Benign Solid Neoplasms
The most common benign tumours of the major salivary glands are pleomorphic adenomas and Warthin tumours.
Pleomorphic adenomas occur most frequently within the parotid gland and are slightly more common in women in the fourth and fifth decades of life.
- Low signal on T1
- High signal on T2
- Enhance heterogenously
- Usually solitary and unilateral
- May undergo malignant transformation (rarely)
Fig. 16: Axial T1 and T2 MRI sequences demonstrating a pleomorphic adenoma within the right parotid gland; low signal on T1, high on T2.
Fig. 17: Axial T1 fat sat MRI demonstrating heterogenous enhancement.

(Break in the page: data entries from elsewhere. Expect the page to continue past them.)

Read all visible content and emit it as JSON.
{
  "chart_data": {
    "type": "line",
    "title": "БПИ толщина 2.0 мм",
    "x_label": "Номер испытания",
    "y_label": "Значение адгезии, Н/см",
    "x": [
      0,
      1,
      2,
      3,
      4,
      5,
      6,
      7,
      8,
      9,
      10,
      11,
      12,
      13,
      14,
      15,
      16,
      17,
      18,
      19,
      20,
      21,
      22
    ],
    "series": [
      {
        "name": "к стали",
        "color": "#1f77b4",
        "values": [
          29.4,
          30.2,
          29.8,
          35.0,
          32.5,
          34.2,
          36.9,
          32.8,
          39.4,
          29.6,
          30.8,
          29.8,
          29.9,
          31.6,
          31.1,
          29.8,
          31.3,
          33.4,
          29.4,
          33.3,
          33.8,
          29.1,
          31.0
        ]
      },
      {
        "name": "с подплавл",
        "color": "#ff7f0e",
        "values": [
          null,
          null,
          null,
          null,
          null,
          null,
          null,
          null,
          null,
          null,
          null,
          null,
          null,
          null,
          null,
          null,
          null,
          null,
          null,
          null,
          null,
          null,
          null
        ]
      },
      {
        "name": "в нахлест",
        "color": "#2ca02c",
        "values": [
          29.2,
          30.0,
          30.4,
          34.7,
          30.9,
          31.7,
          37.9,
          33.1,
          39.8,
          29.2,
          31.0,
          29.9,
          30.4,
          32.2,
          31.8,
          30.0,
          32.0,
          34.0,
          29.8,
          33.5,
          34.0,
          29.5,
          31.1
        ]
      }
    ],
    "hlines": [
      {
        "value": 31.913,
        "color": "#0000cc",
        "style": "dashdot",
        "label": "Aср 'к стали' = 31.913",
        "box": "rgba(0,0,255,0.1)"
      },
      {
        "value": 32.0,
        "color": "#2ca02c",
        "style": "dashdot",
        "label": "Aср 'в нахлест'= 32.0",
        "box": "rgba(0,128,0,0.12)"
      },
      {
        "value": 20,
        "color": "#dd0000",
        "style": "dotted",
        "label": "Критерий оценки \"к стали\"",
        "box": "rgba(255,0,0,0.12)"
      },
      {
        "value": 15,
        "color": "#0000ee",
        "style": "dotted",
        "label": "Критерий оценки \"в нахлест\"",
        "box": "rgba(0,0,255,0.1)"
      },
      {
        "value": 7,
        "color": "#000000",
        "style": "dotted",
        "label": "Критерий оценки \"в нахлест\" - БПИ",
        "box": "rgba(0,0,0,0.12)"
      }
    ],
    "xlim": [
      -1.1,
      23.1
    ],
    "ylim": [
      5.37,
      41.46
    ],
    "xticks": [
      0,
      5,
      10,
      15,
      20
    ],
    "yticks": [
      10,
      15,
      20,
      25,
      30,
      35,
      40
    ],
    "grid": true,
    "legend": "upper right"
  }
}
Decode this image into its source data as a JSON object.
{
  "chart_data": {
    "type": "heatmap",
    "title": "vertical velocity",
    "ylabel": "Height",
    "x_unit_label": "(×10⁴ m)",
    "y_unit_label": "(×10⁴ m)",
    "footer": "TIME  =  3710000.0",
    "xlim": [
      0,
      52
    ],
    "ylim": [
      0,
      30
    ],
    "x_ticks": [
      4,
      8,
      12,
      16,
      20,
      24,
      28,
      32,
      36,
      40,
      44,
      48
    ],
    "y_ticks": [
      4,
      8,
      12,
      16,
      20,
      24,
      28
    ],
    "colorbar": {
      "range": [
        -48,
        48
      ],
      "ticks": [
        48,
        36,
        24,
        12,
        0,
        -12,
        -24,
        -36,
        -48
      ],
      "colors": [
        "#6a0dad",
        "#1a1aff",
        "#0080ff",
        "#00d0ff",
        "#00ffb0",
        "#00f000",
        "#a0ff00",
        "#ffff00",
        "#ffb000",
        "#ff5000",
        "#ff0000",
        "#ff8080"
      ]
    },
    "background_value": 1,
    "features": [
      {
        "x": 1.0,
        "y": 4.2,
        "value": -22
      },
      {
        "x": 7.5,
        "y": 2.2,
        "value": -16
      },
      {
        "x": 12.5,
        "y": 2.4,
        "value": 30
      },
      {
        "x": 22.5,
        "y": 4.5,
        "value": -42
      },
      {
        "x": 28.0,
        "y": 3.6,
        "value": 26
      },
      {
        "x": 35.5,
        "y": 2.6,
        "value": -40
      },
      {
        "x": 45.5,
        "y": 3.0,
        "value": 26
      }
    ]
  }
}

Coronal T1 MRI.
Pleomorphic adenomas may also occur within the deep lobe of the parotid gand,
Iceburg tumour.
Fig. 18: Axial T1 and T2 MRI sequences demonstrating extension of a pleomorphic adenoma into the parapharyngeal space, known as an iceberg tumour.
Warthin tumour makes up 5-10% of benign salivary neoplasms.
They are more common in men in the fifth and sixth decades of life.
- T1 low signal
- T2 high signal,
contains solid and cystic elements
- Increased uptake of technetium pertechnetate
- 10%-60% bilateral
- Smoking is a risk factor
- Occur in the tail of the superficial lobe
Fig. 19: Axial T1 and T2 MRI demonstrating a Warthin's Tumour within the left parotid gland.
Fig. 20: Coronal T1 MRI demonstrating involvement of the parotid tail.
Intraparotid Lipoma
Lipomas are easily identified on imaging,
due to their characteristic features.
On CT they are well defined low attenuation lesions,
hyperechoic on ultrasound and T1 hyperintense on MRI.
The floor of the mouth is the third most common site for lipomas.
Fig. 21: Contrast enhanced Ct demonstrating a lipoma within the right parotid space.
Neoplastic Salivary Gland Disease
The smaller the salivary gland ,
the higher the rate of malignancy;
- 20-25% parotid gland
- 40-50 % submandibular gland
- 50-81% sublingual and minor salivary glands.
The most common malignancy of the parotid gland is mucoepidermoid carcinoma.
The most frequent malignancy of the submandibular gland is adenoid cystic carcinoma.
It is usually slow growing and has propensity for perineural spread.
Fig. 22: Axial and coronal contrast enhanced CT. Note the the infiltrating nature of the lesion which extends to the carotid and parapharyngeal spaces. The coronal scan also demonstrates a metastatic lymph node.
Mucoepidermoid carcinoma occurs mostly in patients aged between 30-50 years.
It varies in levels of differentiation,
poorly differentiated being the most aggressive with increasing tendency to infiltrate.
Fig. 22
Fig. 23: Axial and coronal contrast enhanced CT demonstrating the lesion centered within the parotid space. However the coronal image demonstrates extension towards the foramen ovale within skull base.
Squamous cell carcinoma,
adenocarcinoma and acinic cell carcinoma of the salivary glands are less common.
Enlarged lymph nodes commonly accompany these tumours.
Fig. 24: Axial and coronal contrast enhanced CT. The patient had previous surgery for squamous cell carcinoma involving the parotid gland, these images demonstrate recurrence within the parotid space. Note the involvement of the skin.
Fig. 25: Axial PET-CT images demonstrating FDG avid mass centered on the parotid gland, with an FDG avid metastatic lymph node evident on the right axial image.
The parotid gland contains lymphatic tissue,
the other salivary glands do not.
This occurs as it encapsulates late in the second trimester.
Lymphadenopathy may therefore also be seen within the parotid gland.
Similarily lymphoma may occur in the parotid gland,
either as primary lymphoma or an ifiltrative process.
Fig. 26: Axial T1 and T2 fat sat sequences demonstrating a well defined mass within the superficial lobe of the right parotid gland, biopsy revealed T cell lymphoma.
Malignant tumours of the minor salivary glands may occur anywhere along the aerodigestive tract,
the minor salivary glands being associated with a higher rate of malignancy.
Fig. 27: Axial and coronal T1 post contrast MRI demonstrating an infiltrating tumour involving the nasopharynx, masticator and parapharyngeal spaces. Note the involvement of the right medial pterygoid muscle on the axial image. Coronal image shows tumour extension through the right foramen ovale and meningeal involvement. The foramen ovale is normal on the left.